Private credit is another important test. It has become an important source of flexibility for dealmakers, but recent borrower defaults, and credit losses and concerns about exposure to sectors such as software have prompted more redemption requests and closer regulatory scrutiny in the UK, the US, and Europe. Even so, PwC’s Global Private Credit Survey 2026 found that 80% of portfolio managers still expect allocations to private credit to continue to grow. The next phase may test private credit’s resilience through its first cycle as a major asset class.

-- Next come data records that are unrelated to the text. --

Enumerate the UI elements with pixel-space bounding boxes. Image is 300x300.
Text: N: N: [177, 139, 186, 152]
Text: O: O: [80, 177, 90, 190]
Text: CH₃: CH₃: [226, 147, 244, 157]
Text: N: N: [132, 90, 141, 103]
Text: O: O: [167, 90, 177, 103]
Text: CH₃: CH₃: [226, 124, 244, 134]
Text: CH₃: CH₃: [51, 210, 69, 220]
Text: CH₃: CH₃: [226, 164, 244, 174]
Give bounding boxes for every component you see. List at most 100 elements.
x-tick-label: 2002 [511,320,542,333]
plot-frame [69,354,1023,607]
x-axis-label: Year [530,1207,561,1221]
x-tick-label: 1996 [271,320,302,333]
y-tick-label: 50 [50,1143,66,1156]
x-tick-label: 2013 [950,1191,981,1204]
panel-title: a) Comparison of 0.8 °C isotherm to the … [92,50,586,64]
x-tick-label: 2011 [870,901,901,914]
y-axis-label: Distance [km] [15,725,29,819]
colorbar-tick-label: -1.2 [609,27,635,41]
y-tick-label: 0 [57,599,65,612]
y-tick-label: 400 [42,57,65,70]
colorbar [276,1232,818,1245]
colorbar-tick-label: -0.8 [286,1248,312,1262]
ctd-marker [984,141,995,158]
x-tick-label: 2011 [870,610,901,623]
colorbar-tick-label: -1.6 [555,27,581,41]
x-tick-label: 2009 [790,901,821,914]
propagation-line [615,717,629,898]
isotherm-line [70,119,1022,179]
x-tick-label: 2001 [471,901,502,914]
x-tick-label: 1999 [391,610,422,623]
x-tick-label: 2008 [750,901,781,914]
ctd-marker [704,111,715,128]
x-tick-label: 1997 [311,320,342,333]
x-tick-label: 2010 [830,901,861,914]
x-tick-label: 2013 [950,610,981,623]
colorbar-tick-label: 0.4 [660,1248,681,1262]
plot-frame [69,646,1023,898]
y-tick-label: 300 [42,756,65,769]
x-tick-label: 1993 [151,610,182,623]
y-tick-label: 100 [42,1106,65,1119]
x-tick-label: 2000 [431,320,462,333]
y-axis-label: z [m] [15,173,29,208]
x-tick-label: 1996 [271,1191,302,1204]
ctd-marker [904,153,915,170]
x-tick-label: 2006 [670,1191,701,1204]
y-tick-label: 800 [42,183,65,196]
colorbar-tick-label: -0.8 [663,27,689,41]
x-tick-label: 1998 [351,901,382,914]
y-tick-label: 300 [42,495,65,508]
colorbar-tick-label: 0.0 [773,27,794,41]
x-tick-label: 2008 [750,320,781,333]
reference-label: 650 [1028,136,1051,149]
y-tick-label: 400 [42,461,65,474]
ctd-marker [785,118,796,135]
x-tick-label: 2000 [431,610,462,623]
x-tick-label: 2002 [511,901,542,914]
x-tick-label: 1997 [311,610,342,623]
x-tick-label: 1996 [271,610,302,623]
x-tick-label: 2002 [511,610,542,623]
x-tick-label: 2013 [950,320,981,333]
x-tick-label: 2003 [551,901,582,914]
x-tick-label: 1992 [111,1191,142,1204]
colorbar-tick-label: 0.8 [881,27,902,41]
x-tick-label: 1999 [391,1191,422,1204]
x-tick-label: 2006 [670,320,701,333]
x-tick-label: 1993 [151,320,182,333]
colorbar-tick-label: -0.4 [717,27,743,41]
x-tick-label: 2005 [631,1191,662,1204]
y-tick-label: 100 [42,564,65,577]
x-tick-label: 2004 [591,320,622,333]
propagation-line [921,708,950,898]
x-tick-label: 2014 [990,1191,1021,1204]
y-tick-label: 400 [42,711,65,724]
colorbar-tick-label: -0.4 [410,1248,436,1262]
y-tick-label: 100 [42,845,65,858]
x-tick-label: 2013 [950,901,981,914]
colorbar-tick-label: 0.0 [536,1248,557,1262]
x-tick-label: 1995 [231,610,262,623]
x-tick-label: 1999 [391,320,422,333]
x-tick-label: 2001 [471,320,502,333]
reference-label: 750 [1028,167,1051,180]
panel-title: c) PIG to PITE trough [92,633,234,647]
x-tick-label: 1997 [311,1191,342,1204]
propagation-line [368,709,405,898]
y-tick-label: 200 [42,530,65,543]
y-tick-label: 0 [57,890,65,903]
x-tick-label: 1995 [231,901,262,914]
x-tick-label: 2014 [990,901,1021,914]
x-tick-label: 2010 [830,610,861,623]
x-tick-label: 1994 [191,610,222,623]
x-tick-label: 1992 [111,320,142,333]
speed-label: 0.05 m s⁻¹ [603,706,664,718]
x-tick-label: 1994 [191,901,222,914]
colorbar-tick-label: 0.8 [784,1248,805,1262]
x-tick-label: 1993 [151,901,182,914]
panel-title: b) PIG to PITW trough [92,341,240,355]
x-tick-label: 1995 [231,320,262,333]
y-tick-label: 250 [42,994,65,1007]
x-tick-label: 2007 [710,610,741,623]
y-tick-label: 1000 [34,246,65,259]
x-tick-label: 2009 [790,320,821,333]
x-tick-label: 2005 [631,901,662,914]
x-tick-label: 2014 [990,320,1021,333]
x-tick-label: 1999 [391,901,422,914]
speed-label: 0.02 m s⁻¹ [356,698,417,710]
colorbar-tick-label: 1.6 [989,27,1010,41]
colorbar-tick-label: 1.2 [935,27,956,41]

The key takeaway for dealmakers? Prepare before markets force the issue. Scenario planning should be more rigorous, financing assumptions more conservative, and downside cases more explicit. In a supersized market, discipline matters more than ever.
The only thing that seems truly certain for dealmakers is that they will need to manage their way through uncertainty. Again. Events in early 2026 have reinforced that point: geopolitical volatility and the massive capital needs of AI are weighing on traditional M&A activity, even as a select set of megadeals has kept headline value elevated.
For dealmakers, resilience now has two dimensions. First, the ability to withstand macroeconomic, geopolitical, and technological disruption. Second, the foresight to prepare for a deal process that is becoming faster, more data-led, and more AI-enabled.
Six questions should be top of mind for dealmakers:
The next phase of M&A will reward preparedness. In a market being reshaped by AI, scale, and tougher capital decisions, the winners will be those who move with speed, conviction, and discipline.